BHP’s support will fund a new program, based at the University of Melbourne and called Choose Maths, which will aim to raise awareness about the opportunities afforded to girls by studying and pursuing a career in mathematics.
The program will include professional development for teachers in 120 schools, a national ‘women in maths’ awareness campaign and financial support and scholarships for women studying maths.
The $22 million will be provided by the BHP Billiton Foundation over five years.
BHP’s CEO Andrew Mackenzie launched the partnership and the program with AMSI Director Geoff Price and Senator Scott Ryan at the University of Melbourne.
Mackenzie said the program aims to change the perception that girls are less suited to maths and other STEM subjects than their male colleagues.
“Australian industry knows that STEM professionals are vital to our future prosperity, national productivity andglobal competitiveness. For the resources industry this is especially true,” he said.
“BHP Billiton employs 123,000 people worldwide, many of them STEM professionals, so we share the responsibility to make sure there is a pipeline of young people who choose to study STEM subjects.”
“Any increase in STEM participation is good news but an increase in female representation is especially valuable because of the undeniable benefits of diversity.”
Mackenzie also said BHP is pleased to be partnering with AMSI to develop the program.
“AMSI is a leader in the field of mathematics and I’m proud that we’re partnering in the development of this targeted and holistic program to address the gender dynamic in the teaching and learning of maths.”
AMSI Director Geoff Price said the move to support girls and women in studying maths is crucial.
“The low participation of girls and women in the study of the mathematical sciences and in the quantitative professions is a significant national social and economic challenge,” he said.
Price also said it is time for women and girls to be able to “share equally in the rewarding careers and rich life experiences that mathematics offers”.
Australia falls behind other developed countries when it comes to girls’ education in STEM subjects, and this trend begins as early as high school. Only 7% of Australian girls study maths at an advanced level in their final year of secondary school. The number of female maths graduates at university level are only one third of the OECD’s average.
In a study conducted in 2006, 46% indicated they expected to pursue a career in STEM fields. The figure for girls?
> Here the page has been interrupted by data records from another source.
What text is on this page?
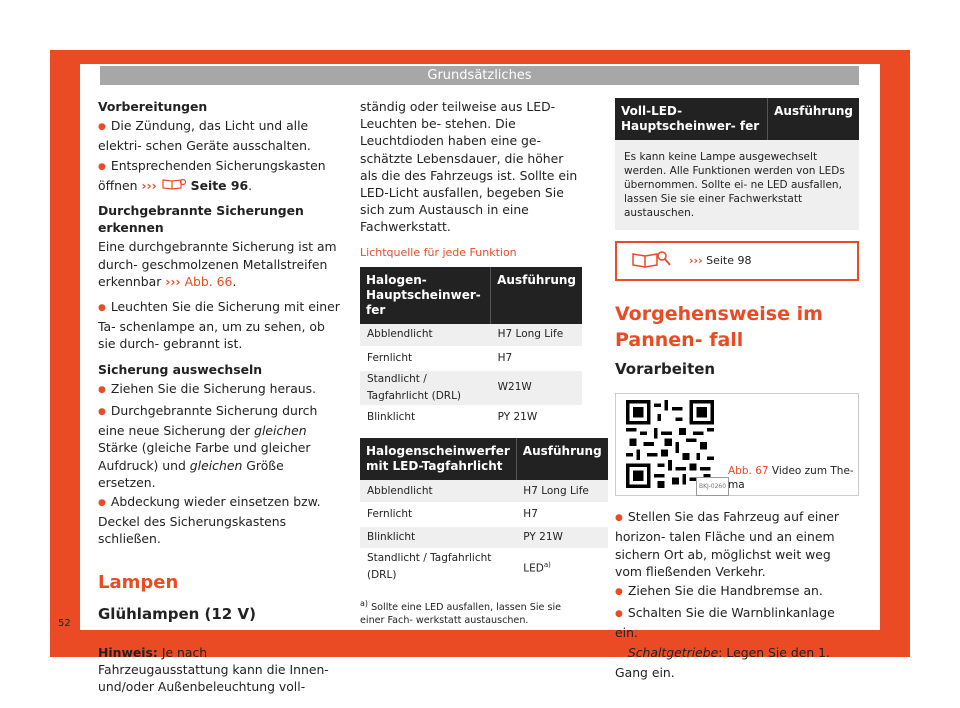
Grundsätzliches
52

Vorbereitungen

● Die Zündung, das Licht und alle elektri- schen Geräte ausschalten.

● Entsprechenden Sicherungskasten öffnen ›››	Seite 96.

Durchgebrannte Sicherungen erkennen

Eine durchgebrannte Sicherung ist am durch- geschmolzenen Metallstreifen erkennbar ››› Abb. 66.

● Leuchten Sie die Sicherung mit einer Ta- schenlampe an, um zu sehen, ob sie durch- gebrannt ist.

Sicherung auswechseln

● Ziehen Sie die Sicherung heraus.

● Durchgebrannte Sicherung durch eine neue Sicherung der gleichen Stärke (gleiche Farbe und gleicher Aufdruck) und gleichen Größe ersetzen.

● Abdeckung wieder einsetzen bzw. Deckel des Sicherungskastens schließen.

Lampen
Glühlampen (12 V)

Hinweis: Je nach Fahrzeugausstattung kann die Innen- und/oder Außenbeleuchtung voll-

ständig oder teilweise aus LED-Leuchten be- stehen. Die Leuchtdioden haben eine ge- schätzte Lebensdauer, die höher als die des Fahrzeugs ist. Sollte ein LED-Licht ausfallen, begeben Sie sich zum Austausch in eine Fachwerkstatt.

Lichtquelle für jede Funktion

Halogen-Hauptscheinwer- fer	Ausführung
Abblendlicht	H7 Long Life
Fernlicht	H7
Standlicht / Tagfahrlicht (DRL)	W21W
Blinklicht	PY 21W
Halogenscheinwerfer mit LED-Tagfahrlicht	Ausführung
Abblendlicht	H7 Long Life
Fernlicht	H7
Blinklicht	PY 21W
Standlicht / Tagfahrlicht (DRL)	LED$^{a)}$

$^{a)}$ Sollte eine LED ausfallen, lassen Sie sie einer Fach- werkstatt austauschen.

Voll-LED-Hauptscheinwer- fer	Ausführung
Es kann keine Lampe ausgewechselt werden. Alle Funktionen werden von LEDs übernommen. Sollte ei- ne LED ausfallen, lassen Sie sie einer Fachwerkstatt austauschen.
››› Seite 98
Vorgehensweise im Pannen- fall
Vorarbeiten
BKJ-0260
Abb. 67 Video zum The- ma

● Stellen Sie das Fahrzeug auf einer horizon- talen Fläche und an einem sichern Ort ab, möglichst weit weg vom fließenden Verkehr.

● Ziehen Sie die Handbremse an.

● Schalten Sie die Warnblinkanlage ein.

● Schaltgetriebe: Legen Sie den 1. Gang ein.
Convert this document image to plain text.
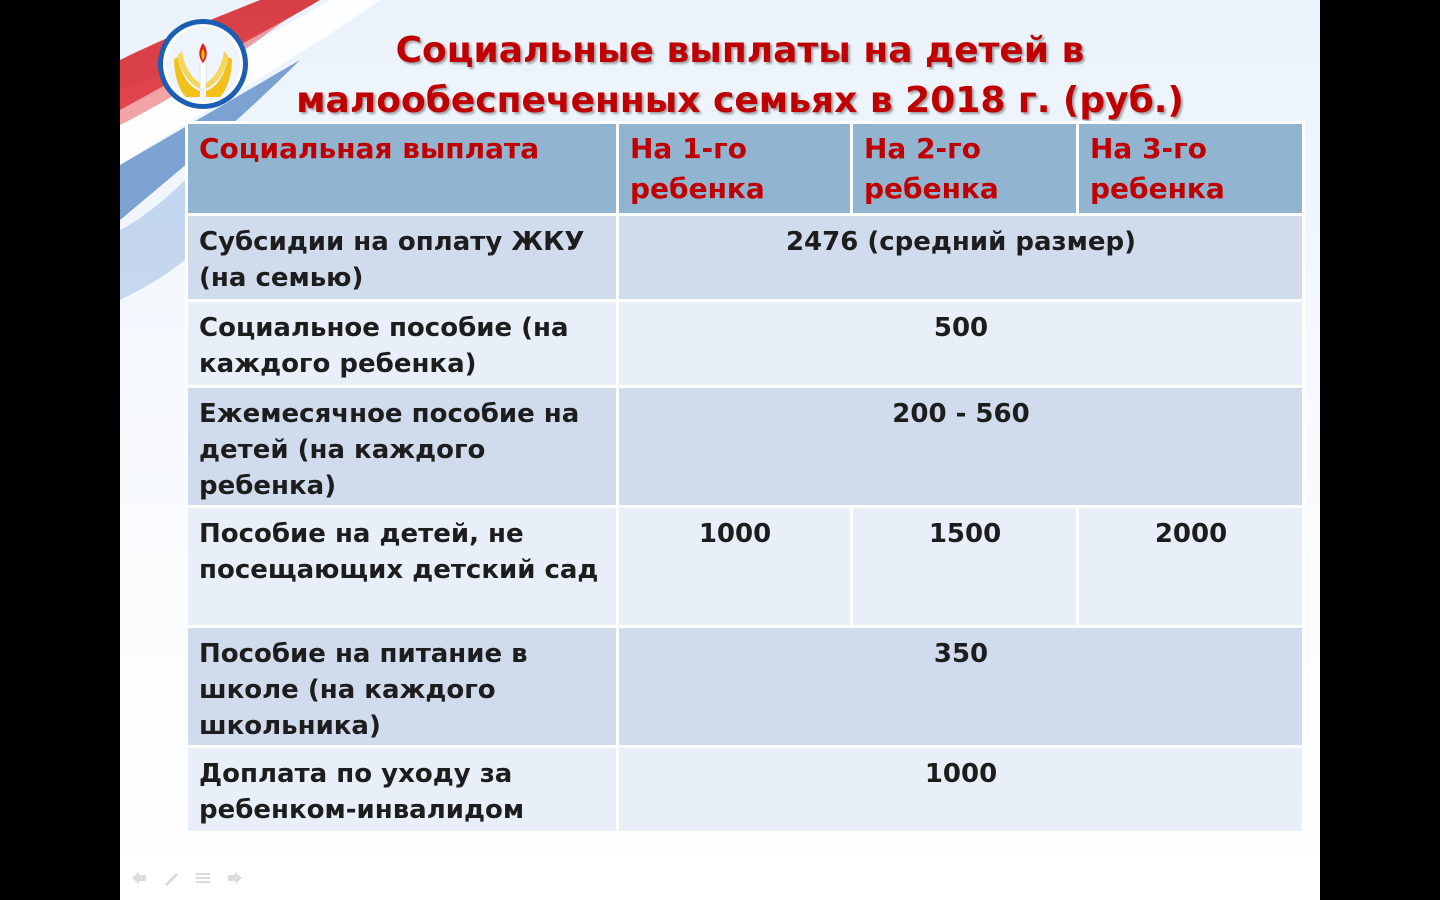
Социальные выплаты на детей в
малообеспеченных семьях в 2018 г. (руб.)
Социальная выплата	На 1-го ребенка	На 2-го ребенка	На 3-го ребенка
Субсидии на оплату ЖКУ (на семью)	2476 (средний размер)		
Социальное пособие (на каждого ребенка)	500		
Ежемесячное пособие на детей (на каждого ребенка)	200 - 560		
Пособие на детей, не посещающих детский сад	1000	1500	2000
Пособие на питание в школе (на каждого школьника)	350		
Доплата по уходу за ребенком-инвалидом	1000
Only 8%.
Women continue to be underrepresented not only in STEM education, but in STEM careers as well.
This underrepresentation is a result of a number of compounding factors discouraging women from studying and pursuingmaths and science, among them the perceptions that BHP’s new program is determined to address. This commitment, as well as a significant level of funding, will hopefully make a difference to many girls who dream of careers in maths and science.